Marico's Steady Growth Amid Economic Shifts
Marico reported steady demand trends and anticipates a gradual improvement in consumer spending. Easing inflation, favorable GST rates, and healthy crop sowing supported such optimism. Despite challenges, Marico achieved high year-on-year revenue growth, with brands like Parachute showing resilience amid elevated input costs.
- Country:
- India
Marico, a leading FMCG company, announced steady demand trends during the December quarter, expressing optimism for a gradual uptick in consumer spending. This confidence is bolstered by factors such as easing inflation, lowered GST rates enhancing affordability, MSP hikes, and a successful crop sowing season.

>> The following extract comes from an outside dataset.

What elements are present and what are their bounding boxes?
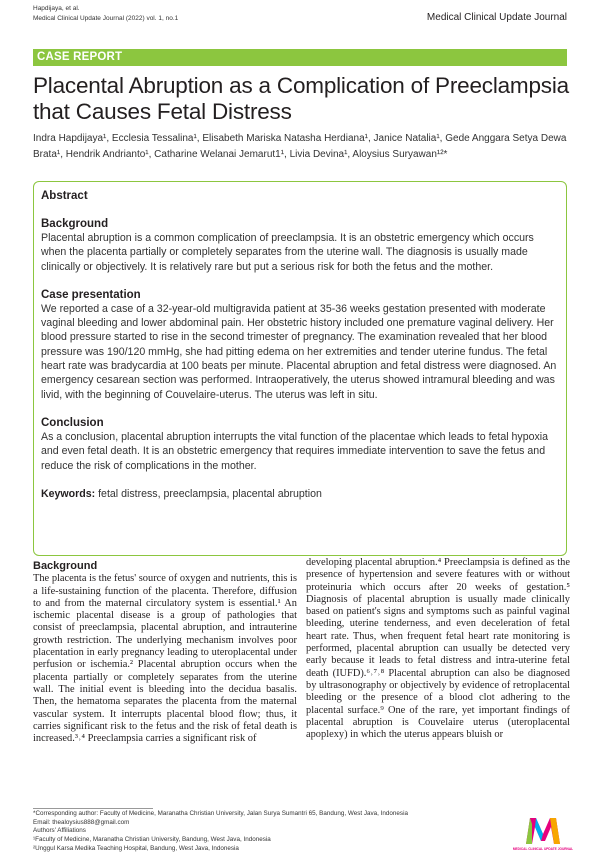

According to Marico's latest updates, the company's India business witnessed high single-digit volume growth, while consolidated year-on-year revenue growth surged into the high twenties, aligning with the company's full-year aspirations. Notably, Parachute brand managed to maintain resilience despite elevated input costs, recording marginal volume declines adjusted for ml-age reductions linked to price hikes.
A muted quarter for Saffola Oils was offset by value-added hair oils growing in the twenties. Marico expects sustained double-digit growth in this sector, supported by strategic investments in mid to premium segments, enhanced reach, and GST rate rationalization. The company's international business also continued its upward trajectory, particularly in Bangladesh, Vietnam, and South Africa.